Ignore Restore Them.
We started the week with a discussion on sin. Specifically as it pertains to pastors and elders. We established that these men aren’t perfect. Therefore, we shouldn’t be surprised if they fall into sin at some point in their leadership. (Click HERE to read this post.)
But what happens after that sin takes place? What are the next steps?
This is a crossroads of sorts.
Public or Private?
“But those elders who are sinning you are to reprove before everyone, so that the others may take warning. I charge you, in the sight of God and Christ Jesus and the elect angels, to keep these instructions without partiality, and to do nothing out of favouritism.” (1 Tim. 5:20-21)
And yet, the temptation is to silence the issue and manage it secretly among the other church leaders or worse, long-time church stakeholders.
Come on, he and I are fishing buddies! He’s been in our church for years! Everybody loves the guy! Surely we can let his sin pass? Let’s just keep this quiet. No one needs to know about this. We’ll handle it.
And yet, Paul’s words to Timothy aren’t new suggestions. Even in Timothy’s day, there was clearly a temptation to keep a leader’s sin quiet. Nevertheless, dealing with the sin appropriately was not an optional principle.
No partiality, no favouritism is permitted.
Paul’s charge in the sight of the Lord is clear; that Pastor Timothy is not allowed to waiver from these instructions. Therefore, the church, even in 2016, can’t waiver from these instructions either.
This goes for sins of omission as well. Look at verse 22:
“Do not be hasty in the laying on of hands, and do not share in the sins of others. Keep yourself pure.” (1 Tim. 5:22)
Paul’s words cause us to check our facts before we commission a formal agreement with another minister, ministry or Christian entity. Do we know what their life entails? Are they currently in a secret spiral of sin that could hurt the Kingdom work of the church?
If so, and church leadership is too hasty in commissioning them, they’re accountable. This is all part of pastor-elder responsibility.
When the Pastor Sins
What if a pastor or an elder does sin? What then? Is he kicked out of leadership forever? Is he shunned from ministry forever?
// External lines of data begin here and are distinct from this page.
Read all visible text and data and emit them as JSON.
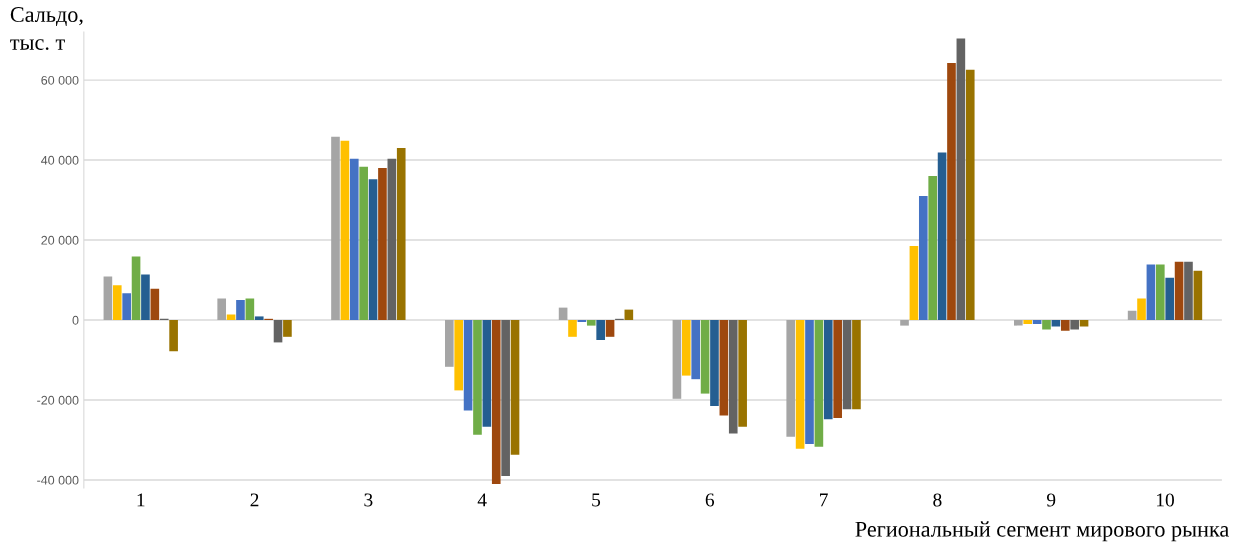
{
  "chart_data": {
    "type": "bar",
    "ylabel": "Сальдо,\nтыс. т",
    "xlabel": "Региональный сегмент мирового рынка",
    "categories": [
      "1",
      "2",
      "3",
      "4",
      "5",
      "6",
      "7",
      "8",
      "9",
      "10"
    ],
    "series": [
      {
        "color": "#a5a5a5",
        "values": [
          10900,
          5400,
          45800,
          -11700,
          3100,
          -19700,
          -29200,
          -1400,
          -1400,
          2300
        ]
      },
      {
        "color": "#ffc000",
        "values": [
          8700,
          1400,
          44800,
          -17600,
          -4200,
          -13900,
          -32200,
          18500,
          -1000,
          5400
        ]
      },
      {
        "color": "#4472c4",
        "values": [
          6700,
          5000,
          40300,
          -22600,
          -500,
          -14800,
          -31000,
          31000,
          -1000,
          13900
        ]
      },
      {
        "color": "#70ad47",
        "values": [
          15900,
          5400,
          38300,
          -28700,
          -1400,
          -18400,
          -31700,
          36000,
          -2400,
          13900
        ]
      },
      {
        "color": "#255e91",
        "values": [
          11400,
          900,
          35200,
          -26700,
          -5000,
          -21500,
          -24800,
          41900,
          -1600,
          10600
        ]
      },
      {
        "color": "#9e480e",
        "values": [
          7800,
          300,
          38000,
          -41000,
          -4200,
          -23900,
          -24500,
          64300,
          -2700,
          14600
        ]
      },
      {
        "color": "#636363",
        "values": [
          300,
          -5600,
          40300,
          -39000,
          300,
          -28400,
          -22300,
          70400,
          -2400,
          14600
        ]
      },
      {
        "color": "#997300",
        "values": [
          -7800,
          -4200,
          43000,
          -33700,
          2600,
          -26700,
          -22300,
          62600,
          -1600,
          12300
        ]
      }
    ],
    "ylim": [
      -42000,
      72000
    ],
    "yticks": [
      {
        "value": -40000,
        "label": "-40 000"
      },
      {
        "value": -20000,
        "label": "-20 000"
      },
      0,
      {
        "value": 20000,
        "label": "20 000"
      },
      {
        "value": 40000,
        "label": "40 000"
      },
      {
        "value": 60000,
        "label": "60 000"
      }
    ],
    "grid": "y"
  }
}
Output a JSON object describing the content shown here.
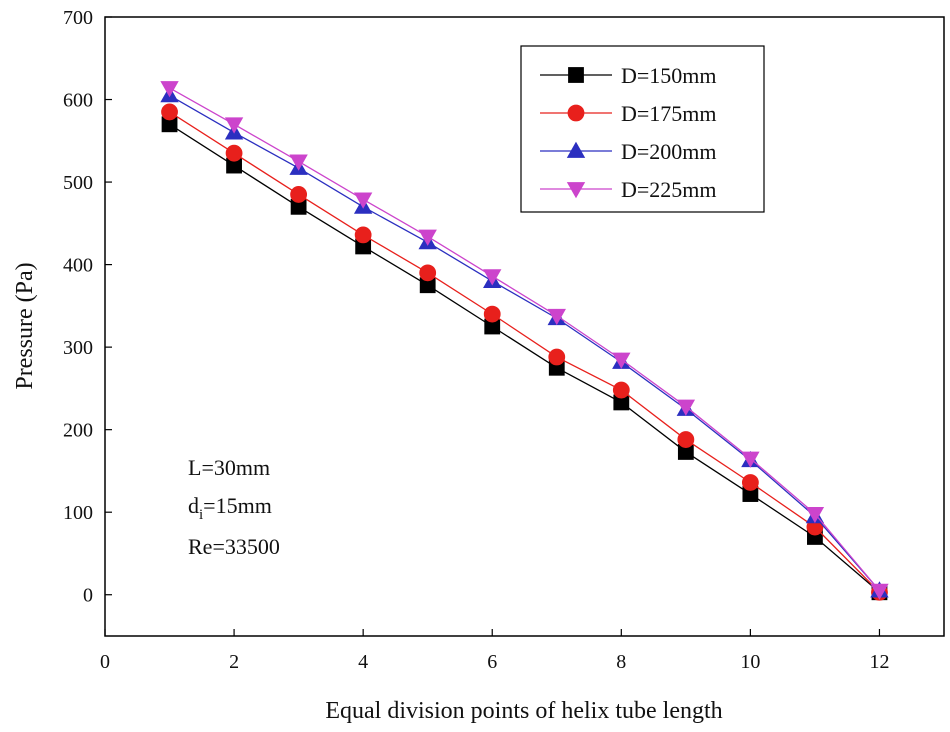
{
  "chart_data": {
    "type": "line",
    "xlabel": "Equal division points of helix tube length",
    "ylabel": "Pressure (Pa)",
    "xlim": [
      0,
      13
    ],
    "ylim": [
      -50,
      700
    ],
    "xticks": [
      0,
      2,
      4,
      6,
      8,
      10,
      12
    ],
    "yticks": [
      0,
      100,
      200,
      300,
      400,
      500,
      600,
      700
    ],
    "x": [
      1,
      2,
      3,
      4,
      5,
      6,
      7,
      8,
      9,
      10,
      11,
      12
    ],
    "legend_position": "top-right",
    "series": [
      {
        "name": "D=150mm",
        "marker": "square",
        "color": "#000000",
        "values": [
          570,
          520,
          470,
          422,
          375,
          325,
          275,
          233,
          173,
          122,
          70,
          3
        ]
      },
      {
        "name": "D=175mm",
        "marker": "circle",
        "color": "#e8201c",
        "values": [
          585,
          535,
          485,
          436,
          390,
          340,
          288,
          248,
          188,
          136,
          82,
          3
        ]
      },
      {
        "name": "D=200mm",
        "marker": "triangle-up",
        "color": "#2b2fc0",
        "values": [
          605,
          560,
          517,
          470,
          427,
          380,
          335,
          282,
          225,
          163,
          95,
          5
        ]
      },
      {
        "name": "D=225mm",
        "marker": "triangle-down",
        "color": "#cc44cc",
        "values": [
          614,
          570,
          525,
          479,
          434,
          386,
          338,
          285,
          228,
          165,
          98,
          5
        ]
      }
    ],
    "annotations": {
      "line1": "L=30mm",
      "line2_main": "d",
      "line2_sub": "i",
      "line2_rest": "=15mm",
      "line3": "Re=33500"
    }
  }
}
Nope, that would be a tragic mistake.
If the sin is severe and has had an impact on the Body, there may be a time of healing for the pastor or elder, and the church for that matter. However, we can’t take away that he still must be honoured (based on 1 Tim. 5:17-18) for his position.
And let’s face it; a pastor or elder who’s willing to stand in front of the church, confess his sin and ask forgiveness deserves to be honoured on some level. For me, that’s double honour all day long!
Just like any sinner, the goal is restoration.
If the sin is personal and not far-reaching in damage, then the pastor-elder team can hold him accountable to make sure he doesn’t fall into that sin again. And there’s no reason why that elder can’t still serve in leadership.
All of which, will spread like wildfire through a church, after their leaders have shown them the outcome.